你離開的那一天天空有點灰/見不著你最愛的藍天/少了一個人鬥嘴/

多些朋友的安慰/一切都不是錯覺/來不及道聲感謝/故事已結尾/

太多事情來不及後悔/我還有太多心願/太多夢沒有實現/

桌上還留著過去的照片/我一個人的失眠/一個的空間/一個人的想念/兩個人的畫面/

是誰的眼淚/是誰的憔悴/灑滿地的心碎/我一個人的冒險/

一個人的座位/一個人想著一個人/眼角的淚這不是錯覺/

來不及道聲感謝故事已結尾/太多事情來不及後悔/我還有太多心願/

太多夢沒有實現/桌上還留著過去的照片/我一個人的失眠/一個的空間/一個人的想念/

兩個人的畫面是誰的眼淚/是誰的憔悴/灑滿地的心碎/

我一個人的冒險/一個人的座位/一個人想著一個人/眼角的淚這不是錯覺/

那些年那幾天那一夜都恍如昨天/這些年這幾天這一夜/你讓我失眠/

《一個人想著一個人》,這是我個人非常喜歡的一首歌曲。

我喜歡裏面淡淡的感傷。有的時候,聽著聽著,就入心傷神了。盡然用溫柔的聲音輕輕地唱著這是歌曲。盡然的手慢慢松開了撐起的這把雨傘。傘滑落在了地上,雨水飄落在了我們的頭上。盡然的手緩緩地擡起,在我的臉龐上慢慢舒展開來,那雙手就是遲遲沒有靠過來。我一絲不動地站著,任憑雨水落在我的眼睛裏面,等待著這雙手落在我的臉上。
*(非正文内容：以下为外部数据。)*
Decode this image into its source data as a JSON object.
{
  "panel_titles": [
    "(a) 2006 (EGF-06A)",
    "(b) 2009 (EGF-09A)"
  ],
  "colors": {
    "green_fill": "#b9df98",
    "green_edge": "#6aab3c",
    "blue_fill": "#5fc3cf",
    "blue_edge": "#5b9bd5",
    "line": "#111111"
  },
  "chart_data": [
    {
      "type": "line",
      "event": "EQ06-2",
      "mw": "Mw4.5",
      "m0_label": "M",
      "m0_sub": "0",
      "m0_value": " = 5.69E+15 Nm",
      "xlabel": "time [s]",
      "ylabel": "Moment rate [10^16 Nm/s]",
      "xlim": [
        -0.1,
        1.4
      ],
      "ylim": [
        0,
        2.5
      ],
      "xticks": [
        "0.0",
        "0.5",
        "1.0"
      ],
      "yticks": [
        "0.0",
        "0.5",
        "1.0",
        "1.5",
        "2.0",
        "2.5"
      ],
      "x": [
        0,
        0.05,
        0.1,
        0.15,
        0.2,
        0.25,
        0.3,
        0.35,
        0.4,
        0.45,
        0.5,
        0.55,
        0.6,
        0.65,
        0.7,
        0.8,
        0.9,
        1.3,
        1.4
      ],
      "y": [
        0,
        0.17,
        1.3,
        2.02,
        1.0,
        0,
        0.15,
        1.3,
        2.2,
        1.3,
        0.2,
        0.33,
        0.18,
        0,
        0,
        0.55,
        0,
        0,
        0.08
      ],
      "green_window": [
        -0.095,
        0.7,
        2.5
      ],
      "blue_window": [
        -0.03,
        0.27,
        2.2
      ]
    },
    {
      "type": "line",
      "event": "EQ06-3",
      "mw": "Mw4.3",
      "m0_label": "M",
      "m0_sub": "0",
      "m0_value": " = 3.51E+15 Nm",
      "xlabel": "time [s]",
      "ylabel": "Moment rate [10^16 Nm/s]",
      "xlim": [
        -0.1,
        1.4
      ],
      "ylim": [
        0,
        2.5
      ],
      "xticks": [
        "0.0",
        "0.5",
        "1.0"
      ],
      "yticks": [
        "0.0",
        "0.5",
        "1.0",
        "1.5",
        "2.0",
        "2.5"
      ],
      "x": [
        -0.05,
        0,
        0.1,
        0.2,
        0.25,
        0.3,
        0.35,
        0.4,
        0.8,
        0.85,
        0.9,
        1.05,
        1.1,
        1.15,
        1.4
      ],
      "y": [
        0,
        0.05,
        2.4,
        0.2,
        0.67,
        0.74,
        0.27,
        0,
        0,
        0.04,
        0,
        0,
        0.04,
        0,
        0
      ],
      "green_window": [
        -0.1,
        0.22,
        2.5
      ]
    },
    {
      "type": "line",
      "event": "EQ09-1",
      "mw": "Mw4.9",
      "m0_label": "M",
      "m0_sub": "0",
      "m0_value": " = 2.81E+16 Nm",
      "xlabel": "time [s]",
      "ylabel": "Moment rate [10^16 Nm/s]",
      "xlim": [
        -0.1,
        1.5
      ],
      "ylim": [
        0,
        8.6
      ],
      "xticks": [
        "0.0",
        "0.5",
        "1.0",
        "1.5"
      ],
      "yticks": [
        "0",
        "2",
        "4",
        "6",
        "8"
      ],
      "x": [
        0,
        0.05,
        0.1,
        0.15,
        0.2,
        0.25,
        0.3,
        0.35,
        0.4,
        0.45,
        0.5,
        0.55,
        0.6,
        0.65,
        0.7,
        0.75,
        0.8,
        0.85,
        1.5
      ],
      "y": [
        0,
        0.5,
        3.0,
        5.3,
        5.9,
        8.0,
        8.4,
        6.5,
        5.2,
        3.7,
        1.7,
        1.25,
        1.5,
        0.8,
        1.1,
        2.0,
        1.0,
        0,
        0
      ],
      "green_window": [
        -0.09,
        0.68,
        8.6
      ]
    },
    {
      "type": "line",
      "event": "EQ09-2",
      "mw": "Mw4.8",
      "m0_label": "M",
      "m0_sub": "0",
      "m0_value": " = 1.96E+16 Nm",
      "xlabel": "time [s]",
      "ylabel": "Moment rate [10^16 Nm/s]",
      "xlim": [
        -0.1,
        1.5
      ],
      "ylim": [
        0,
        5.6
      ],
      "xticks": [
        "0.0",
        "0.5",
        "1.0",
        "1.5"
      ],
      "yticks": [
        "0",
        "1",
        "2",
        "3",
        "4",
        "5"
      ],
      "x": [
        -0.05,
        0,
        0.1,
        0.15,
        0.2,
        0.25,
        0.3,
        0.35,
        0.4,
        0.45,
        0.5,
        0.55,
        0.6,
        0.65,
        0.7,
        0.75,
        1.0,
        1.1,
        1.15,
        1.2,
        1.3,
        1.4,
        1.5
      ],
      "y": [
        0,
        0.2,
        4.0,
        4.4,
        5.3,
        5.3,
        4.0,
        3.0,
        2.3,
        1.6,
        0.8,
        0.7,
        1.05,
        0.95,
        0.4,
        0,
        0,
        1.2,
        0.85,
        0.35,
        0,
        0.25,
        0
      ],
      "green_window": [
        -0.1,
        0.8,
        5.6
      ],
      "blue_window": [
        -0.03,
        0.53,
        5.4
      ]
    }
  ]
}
我輕輕地將臉往邊上靠了一下,和盡然的手終於觸碰到了一起。表面上毫無溫度的手,卻讓我的內心發燙起來。盡然撫摸著我的臉,動作極近溫柔,小心細致。他用雙手托起了我的臉,我靜靜閉上了眼睛,等待著盡然的下一個動作。

盡然的嘴唇貼了上來,很柔暖,像是這細膩的雨水,輕輕地拍打著大自然一樣。

“紀戀姐姐,紀戀姐姐,加油,加油哦!”我聽到了紀思的聲音。這個聲音讓我奮不顧身地把頭從盡然的身上抽了出來。

我往樓上看,看到了紀思正把自己的頭往窗戶外面伸著,一副看熱鬧的樣子。

“紀思,快點把頭伸進去啊,別淋到雨了。快點啊!”

“姐姐,你繼續啊,不用管我,我只是無意間看到而已。”紀思的聲音引來了更多往下探的腦袋。我突然覺得特別不好意思。

“就差那麽一點點了。”盡然微微跺著腳,抱怨著。

☆、心酸母親

我坐在沙發上面,心不在焉地擦著濕漉漉的頭發,腦海裏一直在想著盡然,想著剛剛那個小小的遺憾。要是沒有紀思的幹擾,他就……

此刻紀思就坐在我的旁邊,一副想笑又拼命忍住的表情。好吧,現在換她開始嘲笑我了。

“姐姐,剛剛是不是我打擾到你們了啊?”她問著。

還好,面對這樣的問題,我才不會像紀思那樣,漲紅著臉,不谙世事一般。我面不改色地給紀思回覆了一個相當平靜的眼神,說道:

“哪裏有啊,盡然他找我有點事情而已,你想多了。”

“哎喲,這大雨天裏,他找你有什麽事情啊?用得著嘴對著嘴地講嗎?”紀思調侃道。

之前我完全把紀思當成小孩子看待了,現在我才意識到這個丫頭跟我一樣都是快25歲的成年女子了。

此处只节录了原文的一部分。